I placed ... 6th? 7th? ... in the first tourney. Here's an example of the hands I was getting:
Second tourney, my cards heated up a bit and I started paying more attention to the bets.
The top three places pay, so the dynamic changes when about 4-5 people are left: whether you stay in the hand or not is as much a function of your cards as it is of who else is playing against each other. Often you can lay low, watch the battles get fought, and back yourself into the final four, or three, or even two.
My pile was pretty big, though, so I took a chance when there were four guys left. I can't remember what I was dealt, but as big blind, I was in the hand automatically since no one raised. However, the flop paired up both of my cards, and also included a couple of spades. I put a bet down that chased two guys off, but Victor called me.
I figured he was chasing a flush ... and became sure of it when the turn came up another spade and he bet after I checked.
I called him, even though I probably shouldn't have, for two reasons: 1) I only had two pair, and 2) because I couldn't for the life of me remember whether, if I made a full house, it would beat a flush. I've been playing poker for 20 years, and I still mix up the order of those two hands.
The river made my full house, and I made a modest bet. Victor pushed all in. I had him covered and then some, but I still couldn't remember the damn hand order.

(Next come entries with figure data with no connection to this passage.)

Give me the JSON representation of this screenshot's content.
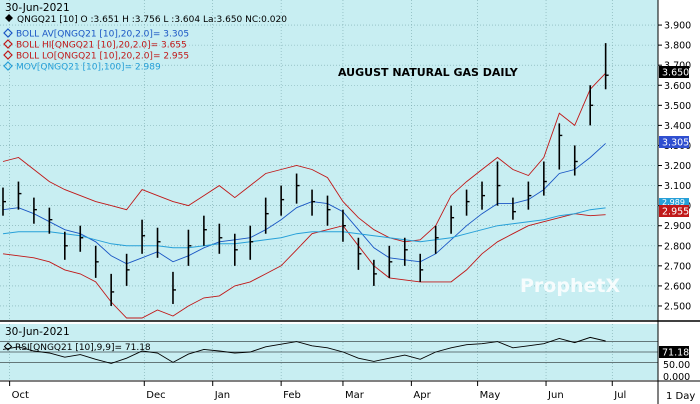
{
  "header": {
    "date": "30-Jun-2021",
    "quote": "QNGQ21 [10] O :3.651 H :3.756 L :3.604 La:3.650 NC:0.020"
  },
  "legend": [
    {
      "label": "BOLL AV[QNGQ21 [10],20,2.0]= 3.305",
      "color": "#1a56c4"
    },
    {
      "label": "BOLL HI[QNGQ21 [10],20,2.0]= 3.655",
      "color": "#c01818"
    },
    {
      "label": "BOLL LO[QNGQ21 [10],20,2.0]= 2.955",
      "color": "#c01818"
    },
    {
      "label": "MOV[QNGQ21 [10],100]= 2.989",
      "color": "#27a0d8"
    }
  ],
  "chart_title": "AUGUST NATURAL GAS DAILY",
  "watermark": "ProphetX",
  "price_axis": {
    "ticks": [
      "3.900",
      "3.800",
      "3.700",
      "3.600",
      "3.500",
      "3.400",
      "3.300",
      "3.200",
      "3.100",
      "3.000",
      "2.900",
      "2.800",
      "2.700",
      "2.600",
      "2.500"
    ],
    "last_price_tag": "3.650",
    "boll_av_tag": "3.305",
    "mov_tag": "2.989",
    "boll_lo_tag": "2.955"
  },
  "rsi_panel": {
    "date": "30-Jun-2021",
    "label": "RSI[QNGQ21 [10],9,9]= 71.18",
    "ticks": [
      "50.00",
      "0.000"
    ],
    "value_tag": "71.18"
  },
  "x_axis": {
    "months": [
      "Oct",
      "Dec",
      "Jan",
      "Feb",
      "Mar",
      "Apr",
      "May",
      "Jun",
      "Jul"
    ],
    "right_label": "1 Day"
  },
  "colors": {
    "plot_bg": "#c8eef2",
    "axis_bg": "#ffffff",
    "boll_band": "#c01818",
    "boll_avg": "#1a56c4",
    "mov": "#27a0d8",
    "price_bar": "#000000",
    "tag_dark": "#000000",
    "tag_blue": "#2f4fd0",
    "tag_red": "#c01818"
  },
  "chart_data": {
    "type": "ohlc",
    "ylim": [
      2.45,
      4.0
    ],
    "rsi_ylim": [
      0,
      100
    ],
    "x": [
      "2020-09-28",
      "2020-10-05",
      "2020-10-12",
      "2020-10-19",
      "2020-10-26",
      "2020-11-02",
      "2020-11-09",
      "2020-11-16",
      "2020-11-23",
      "2020-11-30",
      "2020-12-07",
      "2020-12-14",
      "2020-12-21",
      "2020-12-28",
      "2021-01-04",
      "2021-01-11",
      "2021-01-18",
      "2021-01-25",
      "2021-02-01",
      "2021-02-08",
      "2021-02-15",
      "2021-02-22",
      "2021-03-01",
      "2021-03-08",
      "2021-03-15",
      "2021-03-22",
      "2021-03-29",
      "2021-04-05",
      "2021-04-12",
      "2021-04-19",
      "2021-04-26",
      "2021-05-03",
      "2021-05-10",
      "2021-05-17",
      "2021-05-24",
      "2021-05-31",
      "2021-06-07",
      "2021-06-14",
      "2021-06-21",
      "2021-06-28"
    ],
    "close": [
      3.02,
      3.06,
      2.98,
      2.93,
      2.8,
      2.84,
      2.72,
      2.57,
      2.68,
      2.85,
      2.82,
      2.58,
      2.8,
      2.88,
      2.84,
      2.78,
      2.82,
      2.96,
      3.03,
      3.1,
      3.02,
      2.98,
      2.9,
      2.76,
      2.66,
      2.72,
      2.78,
      2.68,
      2.84,
      2.94,
      3.02,
      3.05,
      3.1,
      2.97,
      3.05,
      3.12,
      3.35,
      3.22,
      3.5,
      3.65
    ],
    "high": [
      3.09,
      3.12,
      3.04,
      2.99,
      2.87,
      2.9,
      2.8,
      2.66,
      2.76,
      2.93,
      2.89,
      2.67,
      2.88,
      2.95,
      2.91,
      2.86,
      2.9,
      3.04,
      3.1,
      3.16,
      3.08,
      3.05,
      2.98,
      2.84,
      2.73,
      2.8,
      2.84,
      2.76,
      2.9,
      3.0,
      3.08,
      3.12,
      3.22,
      3.04,
      3.12,
      3.22,
      3.41,
      3.3,
      3.6,
      3.81
    ],
    "low": [
      2.95,
      2.98,
      2.91,
      2.86,
      2.73,
      2.77,
      2.64,
      2.5,
      2.6,
      2.76,
      2.74,
      2.51,
      2.7,
      2.8,
      2.76,
      2.7,
      2.73,
      2.86,
      2.95,
      3.01,
      2.95,
      2.9,
      2.82,
      2.68,
      2.6,
      2.64,
      2.7,
      2.62,
      2.76,
      2.86,
      2.95,
      2.98,
      3.0,
      2.93,
      2.98,
      3.05,
      3.18,
      3.15,
      3.4,
      3.58
    ],
    "boll_hi": [
      3.22,
      3.24,
      3.18,
      3.12,
      3.08,
      3.05,
      3.02,
      3.0,
      2.98,
      3.08,
      3.05,
      3.02,
      3.0,
      3.05,
      3.1,
      3.04,
      3.1,
      3.16,
      3.18,
      3.2,
      3.18,
      3.14,
      3.02,
      2.94,
      2.88,
      2.84,
      2.82,
      2.83,
      2.9,
      3.05,
      3.12,
      3.18,
      3.24,
      3.18,
      3.15,
      3.24,
      3.46,
      3.4,
      3.58,
      3.66
    ],
    "boll_avg": [
      2.98,
      2.99,
      2.96,
      2.92,
      2.88,
      2.86,
      2.82,
      2.75,
      2.71,
      2.74,
      2.77,
      2.72,
      2.75,
      2.79,
      2.82,
      2.83,
      2.84,
      2.88,
      2.93,
      2.99,
      3.02,
      3.01,
      2.97,
      2.88,
      2.79,
      2.74,
      2.73,
      2.72,
      2.76,
      2.83,
      2.9,
      2.96,
      3.01,
      3.01,
      3.03,
      3.08,
      3.16,
      3.18,
      3.24,
      3.31
    ],
    "boll_lo": [
      2.76,
      2.75,
      2.74,
      2.72,
      2.68,
      2.66,
      2.62,
      2.52,
      2.44,
      2.44,
      2.48,
      2.45,
      2.5,
      2.54,
      2.55,
      2.6,
      2.62,
      2.66,
      2.7,
      2.78,
      2.86,
      2.88,
      2.9,
      2.8,
      2.7,
      2.64,
      2.63,
      2.62,
      2.62,
      2.62,
      2.68,
      2.76,
      2.82,
      2.86,
      2.9,
      2.92,
      2.94,
      2.96,
      2.95,
      2.955
    ],
    "mov": [
      2.86,
      2.87,
      2.87,
      2.87,
      2.86,
      2.85,
      2.83,
      2.81,
      2.8,
      2.8,
      2.8,
      2.79,
      2.79,
      2.8,
      2.81,
      2.81,
      2.82,
      2.83,
      2.84,
      2.86,
      2.87,
      2.87,
      2.87,
      2.86,
      2.85,
      2.84,
      2.83,
      2.82,
      2.83,
      2.84,
      2.86,
      2.88,
      2.9,
      2.91,
      2.92,
      2.93,
      2.95,
      2.96,
      2.98,
      2.989
    ],
    "rsi": [
      55,
      60,
      52,
      48,
      40,
      45,
      36,
      28,
      38,
      52,
      48,
      30,
      46,
      55,
      52,
      48,
      50,
      60,
      65,
      70,
      62,
      58,
      50,
      38,
      32,
      38,
      44,
      36,
      50,
      58,
      64,
      66,
      70,
      58,
      62,
      66,
      76,
      68,
      78,
      71.18
    ]
  }
}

Maybe it was a breach of etiquette, but I asked the table to confirm the hand order before I bet. Of course, a boat beats a flush. So I called, and won the hand, leaving three of us.
I think Victor was a little pissed -- probably thinking I was showboating by pretending to forget the order.

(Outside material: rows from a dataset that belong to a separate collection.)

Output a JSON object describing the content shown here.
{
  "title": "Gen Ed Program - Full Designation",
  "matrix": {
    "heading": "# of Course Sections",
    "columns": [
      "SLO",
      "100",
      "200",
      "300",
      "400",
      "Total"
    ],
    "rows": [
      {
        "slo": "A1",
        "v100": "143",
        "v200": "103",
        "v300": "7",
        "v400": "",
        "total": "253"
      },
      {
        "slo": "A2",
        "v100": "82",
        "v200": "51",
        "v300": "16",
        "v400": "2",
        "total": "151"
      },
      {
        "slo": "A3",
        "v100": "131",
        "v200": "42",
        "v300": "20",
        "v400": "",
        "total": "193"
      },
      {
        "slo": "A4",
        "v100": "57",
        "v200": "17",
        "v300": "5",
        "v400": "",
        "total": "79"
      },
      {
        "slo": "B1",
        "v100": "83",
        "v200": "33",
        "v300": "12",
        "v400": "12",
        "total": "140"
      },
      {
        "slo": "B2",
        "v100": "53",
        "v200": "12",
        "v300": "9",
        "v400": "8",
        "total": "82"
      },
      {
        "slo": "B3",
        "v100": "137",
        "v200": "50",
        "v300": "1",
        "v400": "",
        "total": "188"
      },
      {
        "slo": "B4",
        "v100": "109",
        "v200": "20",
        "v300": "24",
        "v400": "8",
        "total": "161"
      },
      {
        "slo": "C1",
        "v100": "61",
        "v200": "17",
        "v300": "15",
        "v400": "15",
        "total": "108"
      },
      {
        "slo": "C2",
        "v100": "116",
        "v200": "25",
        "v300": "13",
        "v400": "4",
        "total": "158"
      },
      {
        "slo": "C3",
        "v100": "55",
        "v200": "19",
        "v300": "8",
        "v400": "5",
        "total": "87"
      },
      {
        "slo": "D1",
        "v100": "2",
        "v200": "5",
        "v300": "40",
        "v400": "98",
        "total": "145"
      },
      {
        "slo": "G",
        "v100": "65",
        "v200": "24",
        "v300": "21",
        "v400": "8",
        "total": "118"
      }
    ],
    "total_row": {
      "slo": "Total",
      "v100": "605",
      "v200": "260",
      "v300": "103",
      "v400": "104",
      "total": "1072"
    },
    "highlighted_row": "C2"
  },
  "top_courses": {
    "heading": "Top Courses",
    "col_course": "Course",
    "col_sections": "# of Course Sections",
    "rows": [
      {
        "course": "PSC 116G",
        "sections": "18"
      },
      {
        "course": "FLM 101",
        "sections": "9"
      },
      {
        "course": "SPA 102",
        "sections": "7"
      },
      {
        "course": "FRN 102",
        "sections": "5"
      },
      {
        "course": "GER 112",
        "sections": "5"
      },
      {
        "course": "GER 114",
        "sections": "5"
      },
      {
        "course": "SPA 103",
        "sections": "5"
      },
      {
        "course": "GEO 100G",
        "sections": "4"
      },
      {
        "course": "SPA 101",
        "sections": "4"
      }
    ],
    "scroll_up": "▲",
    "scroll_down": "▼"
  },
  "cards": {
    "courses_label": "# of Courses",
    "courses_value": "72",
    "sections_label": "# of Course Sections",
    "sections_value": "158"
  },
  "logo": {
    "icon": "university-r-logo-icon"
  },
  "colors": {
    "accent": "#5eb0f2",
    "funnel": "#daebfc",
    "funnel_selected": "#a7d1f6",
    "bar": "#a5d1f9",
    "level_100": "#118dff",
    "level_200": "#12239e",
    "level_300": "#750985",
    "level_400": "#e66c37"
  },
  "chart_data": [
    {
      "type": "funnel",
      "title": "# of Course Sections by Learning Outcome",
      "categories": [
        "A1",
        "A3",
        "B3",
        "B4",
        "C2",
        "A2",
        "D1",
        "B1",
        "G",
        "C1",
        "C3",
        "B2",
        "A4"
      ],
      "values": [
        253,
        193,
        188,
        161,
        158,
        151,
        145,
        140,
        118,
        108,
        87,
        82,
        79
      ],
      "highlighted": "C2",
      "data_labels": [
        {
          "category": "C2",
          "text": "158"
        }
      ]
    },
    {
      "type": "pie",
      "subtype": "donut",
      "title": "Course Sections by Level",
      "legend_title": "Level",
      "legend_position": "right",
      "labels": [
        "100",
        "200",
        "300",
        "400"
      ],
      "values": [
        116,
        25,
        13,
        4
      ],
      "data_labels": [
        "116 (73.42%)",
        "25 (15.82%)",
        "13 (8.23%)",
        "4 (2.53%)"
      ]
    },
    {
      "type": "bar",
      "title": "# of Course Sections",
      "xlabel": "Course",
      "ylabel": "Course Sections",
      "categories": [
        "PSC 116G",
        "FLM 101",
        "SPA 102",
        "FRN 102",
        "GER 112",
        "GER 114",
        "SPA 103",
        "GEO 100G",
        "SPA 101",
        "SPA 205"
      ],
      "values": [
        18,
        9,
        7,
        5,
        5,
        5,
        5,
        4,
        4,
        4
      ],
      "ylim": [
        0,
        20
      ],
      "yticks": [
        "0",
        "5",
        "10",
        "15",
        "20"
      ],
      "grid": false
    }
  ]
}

Crappy cards for a few more hands, so I folded a few times because although the blinds were increasing fast, they hadn't yet risen to the point where it was costing me a lot of chips just to watch. Roger pushed all in on one hand and Eric called him, so I folded, hoping that Eric would knock Roger out to put me in at least second place.
He did. Eric and I were left. We traded chips back and forth a few hands because I wasn't getting anything I wanted to make a last stand on. But the blinds were getting crazy, so it had to be soon.
I got dealt a 10-2 offsuit. I was big blind, which was a little less than half my chips. He pushed all in. I barely had him covered at this point, but if I folded, I would have to beat him at least two hands in a row to win because the blinds were so high. I called.
Since there was no more betting, we both flipped our hands face-up.
He had a K-Q offsuit, a mixed marriage, as polarbear calls it. I figured I was toast.
The flop was 2-2-J, giving me an awesome lead with a set of dueces.
The turn was a 10, giving me a boat. Eric was drawing dead.